Le voilà conférencier… Fabrice Adde vient parler de la prise de parole en public du 15 au 19 janvier au Volcan au Havre. Un prétexte pour faire son 14 Juillet et traverser avec un humour bien personnel et une grande sincérité une multitude de sujets.

« Ma vie, mon œuvre, c’est pas mon truc ». Parler de « ma belle-mère ou des pizzas », encore moins. De l’actualité ? « Il n’y a rien qui m’ennuie le plus. D’autant que l’on prêche à des convaincus ». Fabrice Adde est seul en scène dans ce 14 Juillet qu’il joue du mardi 15 au samedi 19 janvier au Volcan au Havre. Un titre quelque peu énigmatique puisque le comédien n’est pas là pour retracer les épisodes de la révolution française. Néanmoins, un 14 juillet a été déterminant dans la vie de Fabrice Adde.

14 Juillet a commencé avec Olivier Lopez en 2014. Les deux hommes se connaissent bien. Ils sont Normands. Fabrice Adde, originaire de Muneville-le Bingard dans la Manche, a fait partie de la première promotion d’acteurs de l’école fondée par le metteur en scène de la compagnie Actéa à Caen. Le spectacle est le fruit d’une écriture de plateau. « J’étais face à Olivier et il me disait : vas-y, raconte-moi ton enfance, ton rapport au théâtre… J’improvisais. On filmait. On faisait des montages. La trame du spectacle est vraiment venue au bout de la onzième représentation ».

La trame donc : Fabrice Adde joue Jacky Sauvage, un conférencier, spécialiste de la prise de parole en public. Même pour ce personnage a priori expert en la matière, ce n’est pas toujours simple de parler devant des spectateurs. Alors les sujets s’emmêlent, les phrases se terminent en points de suspension et les erreurs de grammaire se multiplient. 

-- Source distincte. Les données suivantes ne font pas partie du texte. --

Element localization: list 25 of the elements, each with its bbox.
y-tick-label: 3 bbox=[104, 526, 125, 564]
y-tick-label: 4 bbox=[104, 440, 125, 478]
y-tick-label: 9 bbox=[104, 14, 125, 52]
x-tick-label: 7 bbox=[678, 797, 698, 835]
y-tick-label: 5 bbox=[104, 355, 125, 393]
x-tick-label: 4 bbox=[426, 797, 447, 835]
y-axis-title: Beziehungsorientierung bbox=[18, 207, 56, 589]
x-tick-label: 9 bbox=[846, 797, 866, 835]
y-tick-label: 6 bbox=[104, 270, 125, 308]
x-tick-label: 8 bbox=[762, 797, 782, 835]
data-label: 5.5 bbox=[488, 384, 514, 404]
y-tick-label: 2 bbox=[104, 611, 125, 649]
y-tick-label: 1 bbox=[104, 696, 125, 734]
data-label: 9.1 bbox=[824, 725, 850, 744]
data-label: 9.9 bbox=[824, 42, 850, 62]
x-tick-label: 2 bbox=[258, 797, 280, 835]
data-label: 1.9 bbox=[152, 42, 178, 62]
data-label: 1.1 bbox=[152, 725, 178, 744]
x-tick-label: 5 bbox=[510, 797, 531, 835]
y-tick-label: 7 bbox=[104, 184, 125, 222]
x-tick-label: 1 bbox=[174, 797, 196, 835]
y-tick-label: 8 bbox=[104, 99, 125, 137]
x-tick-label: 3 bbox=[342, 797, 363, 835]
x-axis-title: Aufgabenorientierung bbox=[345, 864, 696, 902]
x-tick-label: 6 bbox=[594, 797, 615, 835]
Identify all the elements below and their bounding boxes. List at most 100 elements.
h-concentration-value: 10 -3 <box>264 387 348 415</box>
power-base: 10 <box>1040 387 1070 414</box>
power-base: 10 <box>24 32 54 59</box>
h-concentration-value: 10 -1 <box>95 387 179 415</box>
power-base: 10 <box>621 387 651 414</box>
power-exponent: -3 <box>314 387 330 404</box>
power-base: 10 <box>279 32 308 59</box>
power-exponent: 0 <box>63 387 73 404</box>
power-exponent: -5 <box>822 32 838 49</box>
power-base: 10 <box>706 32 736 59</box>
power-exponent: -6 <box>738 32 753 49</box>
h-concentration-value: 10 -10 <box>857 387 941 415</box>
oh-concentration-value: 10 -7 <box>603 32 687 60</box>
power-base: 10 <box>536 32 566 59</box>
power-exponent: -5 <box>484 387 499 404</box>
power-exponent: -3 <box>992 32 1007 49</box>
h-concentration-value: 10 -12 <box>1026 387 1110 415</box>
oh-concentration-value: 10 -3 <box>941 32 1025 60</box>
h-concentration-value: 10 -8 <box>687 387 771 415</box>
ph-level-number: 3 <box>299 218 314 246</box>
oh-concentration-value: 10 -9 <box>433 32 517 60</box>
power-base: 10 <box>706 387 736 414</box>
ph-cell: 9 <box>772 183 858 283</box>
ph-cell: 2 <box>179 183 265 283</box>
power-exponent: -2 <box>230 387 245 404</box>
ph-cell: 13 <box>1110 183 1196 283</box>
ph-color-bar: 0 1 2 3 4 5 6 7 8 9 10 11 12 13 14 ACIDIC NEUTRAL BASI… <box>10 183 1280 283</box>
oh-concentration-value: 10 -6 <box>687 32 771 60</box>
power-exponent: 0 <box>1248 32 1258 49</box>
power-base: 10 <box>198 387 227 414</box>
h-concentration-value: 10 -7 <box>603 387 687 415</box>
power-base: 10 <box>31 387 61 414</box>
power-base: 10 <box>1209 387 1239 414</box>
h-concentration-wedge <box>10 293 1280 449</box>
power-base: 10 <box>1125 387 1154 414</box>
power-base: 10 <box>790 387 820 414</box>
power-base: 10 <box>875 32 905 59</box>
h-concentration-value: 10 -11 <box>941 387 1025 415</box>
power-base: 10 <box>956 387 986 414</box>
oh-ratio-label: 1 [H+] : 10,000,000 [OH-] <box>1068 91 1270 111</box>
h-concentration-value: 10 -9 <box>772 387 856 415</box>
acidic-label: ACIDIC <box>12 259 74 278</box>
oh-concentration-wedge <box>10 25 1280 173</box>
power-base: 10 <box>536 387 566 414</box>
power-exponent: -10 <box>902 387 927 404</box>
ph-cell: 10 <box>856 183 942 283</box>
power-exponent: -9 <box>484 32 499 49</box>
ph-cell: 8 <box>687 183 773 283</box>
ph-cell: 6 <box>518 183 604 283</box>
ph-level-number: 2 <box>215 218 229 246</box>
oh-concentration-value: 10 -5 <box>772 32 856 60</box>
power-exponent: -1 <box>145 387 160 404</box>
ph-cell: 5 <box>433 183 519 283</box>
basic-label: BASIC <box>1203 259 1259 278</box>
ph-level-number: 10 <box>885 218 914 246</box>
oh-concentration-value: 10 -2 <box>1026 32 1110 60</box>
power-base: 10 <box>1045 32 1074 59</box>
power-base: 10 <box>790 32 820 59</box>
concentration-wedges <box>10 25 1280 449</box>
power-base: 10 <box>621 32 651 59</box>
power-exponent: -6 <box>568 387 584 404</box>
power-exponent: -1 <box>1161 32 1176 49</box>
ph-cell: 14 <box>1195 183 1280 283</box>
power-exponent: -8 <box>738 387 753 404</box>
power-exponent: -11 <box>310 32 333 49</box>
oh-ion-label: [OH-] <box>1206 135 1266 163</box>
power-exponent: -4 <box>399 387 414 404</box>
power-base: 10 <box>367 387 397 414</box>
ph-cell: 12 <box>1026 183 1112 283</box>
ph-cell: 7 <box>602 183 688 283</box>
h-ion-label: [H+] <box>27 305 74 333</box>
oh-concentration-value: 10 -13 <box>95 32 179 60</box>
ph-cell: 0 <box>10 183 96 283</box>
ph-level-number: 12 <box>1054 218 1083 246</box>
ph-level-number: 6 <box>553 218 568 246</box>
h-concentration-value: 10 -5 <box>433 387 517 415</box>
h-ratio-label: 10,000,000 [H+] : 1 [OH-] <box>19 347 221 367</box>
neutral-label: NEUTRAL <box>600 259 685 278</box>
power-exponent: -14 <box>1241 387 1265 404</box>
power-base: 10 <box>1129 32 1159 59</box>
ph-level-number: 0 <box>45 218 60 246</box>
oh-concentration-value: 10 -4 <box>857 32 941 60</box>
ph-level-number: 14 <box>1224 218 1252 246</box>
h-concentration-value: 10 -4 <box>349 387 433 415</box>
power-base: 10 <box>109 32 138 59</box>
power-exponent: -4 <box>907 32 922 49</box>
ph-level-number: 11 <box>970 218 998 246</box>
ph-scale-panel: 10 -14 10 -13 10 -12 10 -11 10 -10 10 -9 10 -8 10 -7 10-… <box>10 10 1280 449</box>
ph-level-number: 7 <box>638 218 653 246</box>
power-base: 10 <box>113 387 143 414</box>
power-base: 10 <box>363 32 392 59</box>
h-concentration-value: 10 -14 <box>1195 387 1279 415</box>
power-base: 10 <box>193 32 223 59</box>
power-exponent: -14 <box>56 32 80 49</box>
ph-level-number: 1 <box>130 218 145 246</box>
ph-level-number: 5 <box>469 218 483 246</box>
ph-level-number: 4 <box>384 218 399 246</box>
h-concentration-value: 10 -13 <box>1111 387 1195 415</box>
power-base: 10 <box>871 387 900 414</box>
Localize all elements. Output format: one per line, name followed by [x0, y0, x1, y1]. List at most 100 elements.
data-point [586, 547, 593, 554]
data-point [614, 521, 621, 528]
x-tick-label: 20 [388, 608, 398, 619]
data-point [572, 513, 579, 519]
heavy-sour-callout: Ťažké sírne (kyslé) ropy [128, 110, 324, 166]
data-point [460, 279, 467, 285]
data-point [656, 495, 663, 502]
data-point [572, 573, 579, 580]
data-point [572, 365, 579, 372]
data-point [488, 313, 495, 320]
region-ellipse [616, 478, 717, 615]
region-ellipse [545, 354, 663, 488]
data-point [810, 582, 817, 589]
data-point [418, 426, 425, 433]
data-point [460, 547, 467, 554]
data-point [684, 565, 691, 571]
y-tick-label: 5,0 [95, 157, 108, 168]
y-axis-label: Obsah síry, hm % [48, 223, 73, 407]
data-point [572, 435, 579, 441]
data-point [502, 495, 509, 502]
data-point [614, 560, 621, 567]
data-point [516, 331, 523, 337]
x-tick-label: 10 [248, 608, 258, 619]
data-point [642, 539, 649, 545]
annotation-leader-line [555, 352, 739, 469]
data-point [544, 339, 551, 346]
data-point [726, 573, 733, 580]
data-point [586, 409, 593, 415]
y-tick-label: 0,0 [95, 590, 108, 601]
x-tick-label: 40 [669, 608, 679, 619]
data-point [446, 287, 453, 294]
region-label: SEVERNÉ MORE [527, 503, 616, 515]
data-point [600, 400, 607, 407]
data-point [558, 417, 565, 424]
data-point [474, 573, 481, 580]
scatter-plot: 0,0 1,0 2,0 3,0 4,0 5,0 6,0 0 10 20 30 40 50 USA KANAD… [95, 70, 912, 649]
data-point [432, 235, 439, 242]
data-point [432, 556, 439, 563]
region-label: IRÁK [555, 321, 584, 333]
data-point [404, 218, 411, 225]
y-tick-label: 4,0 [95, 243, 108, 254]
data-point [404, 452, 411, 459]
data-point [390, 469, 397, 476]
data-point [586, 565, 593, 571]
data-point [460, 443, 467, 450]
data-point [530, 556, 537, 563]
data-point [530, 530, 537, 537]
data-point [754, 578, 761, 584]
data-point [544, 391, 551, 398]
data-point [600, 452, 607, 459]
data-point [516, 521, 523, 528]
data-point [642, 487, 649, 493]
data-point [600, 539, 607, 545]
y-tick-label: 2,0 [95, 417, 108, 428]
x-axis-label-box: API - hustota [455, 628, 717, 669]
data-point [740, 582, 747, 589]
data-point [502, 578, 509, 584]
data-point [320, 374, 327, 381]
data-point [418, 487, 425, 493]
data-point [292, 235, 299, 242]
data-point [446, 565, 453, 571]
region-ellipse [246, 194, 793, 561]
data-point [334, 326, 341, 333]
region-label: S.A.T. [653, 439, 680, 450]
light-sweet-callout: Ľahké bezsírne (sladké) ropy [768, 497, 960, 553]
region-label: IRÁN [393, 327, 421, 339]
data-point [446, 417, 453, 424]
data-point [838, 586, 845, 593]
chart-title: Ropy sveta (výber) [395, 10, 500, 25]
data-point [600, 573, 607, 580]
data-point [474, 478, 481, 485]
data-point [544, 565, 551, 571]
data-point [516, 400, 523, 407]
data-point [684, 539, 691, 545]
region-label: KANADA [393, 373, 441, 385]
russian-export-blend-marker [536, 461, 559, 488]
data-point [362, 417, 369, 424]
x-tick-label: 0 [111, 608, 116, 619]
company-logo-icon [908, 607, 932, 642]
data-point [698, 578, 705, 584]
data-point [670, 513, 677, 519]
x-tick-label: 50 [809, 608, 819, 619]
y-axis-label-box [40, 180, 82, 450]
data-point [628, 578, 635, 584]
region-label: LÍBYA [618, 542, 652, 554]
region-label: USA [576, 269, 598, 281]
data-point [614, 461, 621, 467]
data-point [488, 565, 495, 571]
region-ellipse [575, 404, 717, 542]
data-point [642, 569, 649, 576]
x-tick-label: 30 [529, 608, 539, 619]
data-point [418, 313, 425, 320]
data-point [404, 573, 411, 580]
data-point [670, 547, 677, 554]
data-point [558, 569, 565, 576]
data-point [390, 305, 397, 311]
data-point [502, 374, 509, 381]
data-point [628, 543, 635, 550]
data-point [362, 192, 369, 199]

Un prétexte pour rendre un hommage au théâtre, pour parler de lui, de la place du comédien et de tout ce qui peut lui passer par la tête. Au milieu de cette conversation, le comédien partage des textes de Claudel, de Jouvet, de Gabily, de Calderón. « C’est tellement beau le théâtre quand il surgit. Il y a une beauté dans le geste. Comme celui d’un enfant qui récite pour la première fois un poème. C’est hyper touchant ».

Rater avec élégance

Avec Fabrice Adde, tout n’est pas écrit ou figé. Même si une ligne directrice a été arrêtée, il faut se laisser une part d’improvisation pour être « en alerte, vivant. Je viens d’une culture populaire avec Coluche, Desproges. J’aime le rapport direct au public. Cela crée des matières uniques ».

Pour le comédien, chaque représentation est une prise de risque et être seul sur scène reste « une épreuve. Mais j’aime ça. Pour certains, c’est le cauchemar. Pour d’autres, c’est le rêve. Tu fais ce que tu veux. Et je m’offre ce luxe. À l’école, j’allais souvent au tableau. Je faisais rire. Un jour, mon prof d’allemand m’a même filmé. Cela m’a mis la puce à l’oreille ».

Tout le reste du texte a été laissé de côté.